Un mucchio di cover di canzoni famose, qualche strumentale, un paio di recuperi da dischi precedenti, ma soprattutto uno showcase delle impressionanti abilità del nostro alla chitarra (e anche al banjo e all’ukulele) e come cantante: questo è il bellissimo regalo di Martin Simpson per la fine dell’anno in tempi di Covid e di reclusione forzata. Il programma era registrare un album dal vivo, ma i reiterati annullamenti di concerti, tournèe e festival hanno portato l’ottimo Simpson ad optare per una soluzione…interna, utilizzando presumibilmente il repertorio che del disco live avrebbe fatto parte: quattordici tracce, per un totale di 45 minuti tondi di musica, con tanto di sottofondo di uccellini e starnazzanti oche in un paio di brani, quasi a sottolineare la quotidianità dell’ambientazione.

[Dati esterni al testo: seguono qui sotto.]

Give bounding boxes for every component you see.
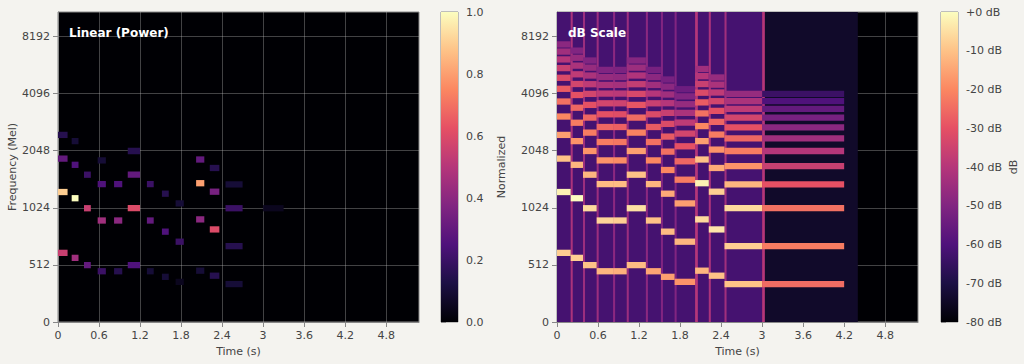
svg-text:0: 0 (43, 316, 50, 329)
svg-text:0: 0 (542, 316, 549, 329)
svg-text:0.6: 0.6 (589, 329, 607, 342)
svg-text:-40 dB: -40 dB (966, 161, 1002, 174)
svg-text:0.2: 0.2 (466, 254, 484, 267)
svg-text:512: 512 (29, 258, 50, 271)
svg-text:-60 dB: -60 dB (966, 238, 1002, 251)
svg-text:1.2: 1.2 (131, 329, 149, 342)
svg-text:0.8: 0.8 (466, 68, 484, 81)
svg-text:Normalized: Normalized (495, 136, 508, 198)
svg-text:-50 dB: -50 dB (966, 199, 1002, 212)
svg-text:1.8: 1.8 (671, 329, 689, 342)
svg-text:0.6: 0.6 (466, 130, 484, 143)
svg-text:dB: dB (1007, 160, 1020, 175)
svg-text:8192: 8192 (521, 30, 549, 43)
svg-text:4096: 4096 (521, 87, 549, 100)
svg-text:3.6: 3.6 (295, 329, 313, 342)
svg-text:2.4: 2.4 (213, 329, 231, 342)
svg-text:+0 dB: +0 dB (966, 6, 1000, 19)
svg-text:0: 0 (55, 329, 62, 342)
svg-text:Time (s): Time (s) (215, 345, 261, 358)
svg-text:1024: 1024 (22, 201, 50, 214)
svg-text:3: 3 (260, 329, 267, 342)
svg-text:1.8: 1.8 (172, 329, 190, 342)
svg-text:2048: 2048 (521, 144, 549, 157)
svg-text:4.2: 4.2 (835, 329, 853, 342)
svg-text:1.2: 1.2 (630, 329, 648, 342)
svg-text:Time (s): Time (s) (714, 345, 760, 358)
svg-text:4.2: 4.2 (336, 329, 354, 342)
svg-text:-20 dB: -20 dB (966, 83, 1002, 96)
svg-text:4096: 4096 (22, 87, 50, 100)
svg-text:-10 dB: -10 dB (966, 44, 1002, 57)
svg-text:-80 dB: -80 dB (966, 316, 1002, 329)
svg-text:Frequency (Mel): Frequency (Mel) (6, 123, 19, 211)
svg-text:-70 dB: -70 dB (966, 277, 1002, 290)
svg-text:1024: 1024 (521, 201, 549, 214)
svg-text:512: 512 (528, 258, 549, 271)
svg-text:2048: 2048 (22, 144, 50, 157)
svg-text:2.4: 2.4 (712, 329, 730, 342)
svg-text:dB Scale: dB Scale (568, 26, 626, 40)
svg-text:1.0: 1.0 (466, 6, 484, 19)
svg-text:Linear (Power): Linear (Power) (69, 26, 169, 40)
svg-text:0: 0 (554, 329, 561, 342)
svg-text:0.6: 0.6 (90, 329, 108, 342)
svg-text:3: 3 (759, 329, 766, 342)
svg-text:-30 dB: -30 dB (966, 122, 1002, 135)
svg-text:4.8: 4.8 (876, 329, 894, 342)
svg-text:0.4: 0.4 (466, 192, 484, 205)
svg-text:4.8: 4.8 (377, 329, 395, 342)
svg-text:0.0: 0.0 (466, 316, 484, 329)
svg-text:3.6: 3.6 (794, 329, 812, 342)
svg-text:8192: 8192 (22, 30, 50, 43)
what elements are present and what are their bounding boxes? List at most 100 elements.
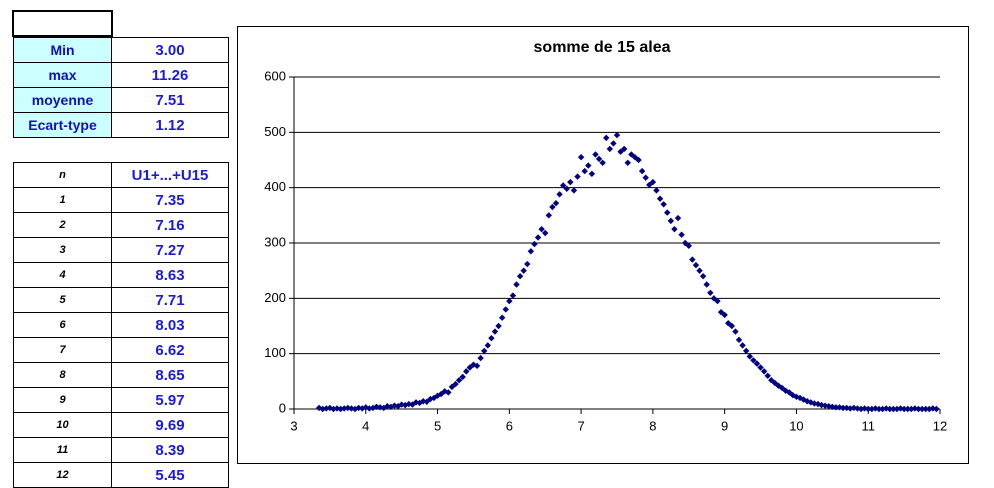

Fra i brani incisi, quattro brani importanti e famosi, la bella “Family Reserve” di Lyle Lovett, una “Angel from Montgomery”, pezzo-firma del grande John Prine, incisa pochi giorni dopo la morte dell’autore, l’ennesima versione di “October Song” della Incredible String Band e una “The Times They Are A-changing” simpsoniana fino al midollo che fa pensare che Martin potrebbe incidere un bel disco delle cover dylaniane da lui affrontate nel corso della carriera, da “Masters of War” a “Boots of Spanish Leather” a “North Contry Blues”. Poi i richiami della tradizione inglese in “Wren Variations” (ovvero la ballata “Cutty Wren”, in una bella e inaspettata versione strumentale) e in “Admiral Benbow”, già incisa nel lontano 1980 nel sublime “A Cut Above” insieme a June Tabor. Così come già ascoltate in precedenza sono “Plains of Waterloo”, qui in una versione estesa che conferma la perizia di Martin alla chitarra slide, il classico di Blind Willie McTell “Delia”, l’autografa “An Englishman Abroad”, spogliata di tutti gli orpelli della versione presente in “True Stories” e una “House Carpenter” che dimostra anche l’abilità di Simpson al banjo, così come nella canzone di Mike Waterson “Three day Milionaire”, seguita da uno splendido fiddletune. L’album numero ventidue della produzione del grande chitarrista di Sheffield contrasta con suo precedente “Rooted” che contava sulla presenza di un congruo numero di ospiti, ma è tutt’altro che un disco dimesso o semplicemente situazionista; è un lavoro di grande spessore che testimonia, se mai ci fosse ancora ancora bisogno della classe, della tecnica e dell’unicità di uno degli ultimi grandi artisti del revival britannico.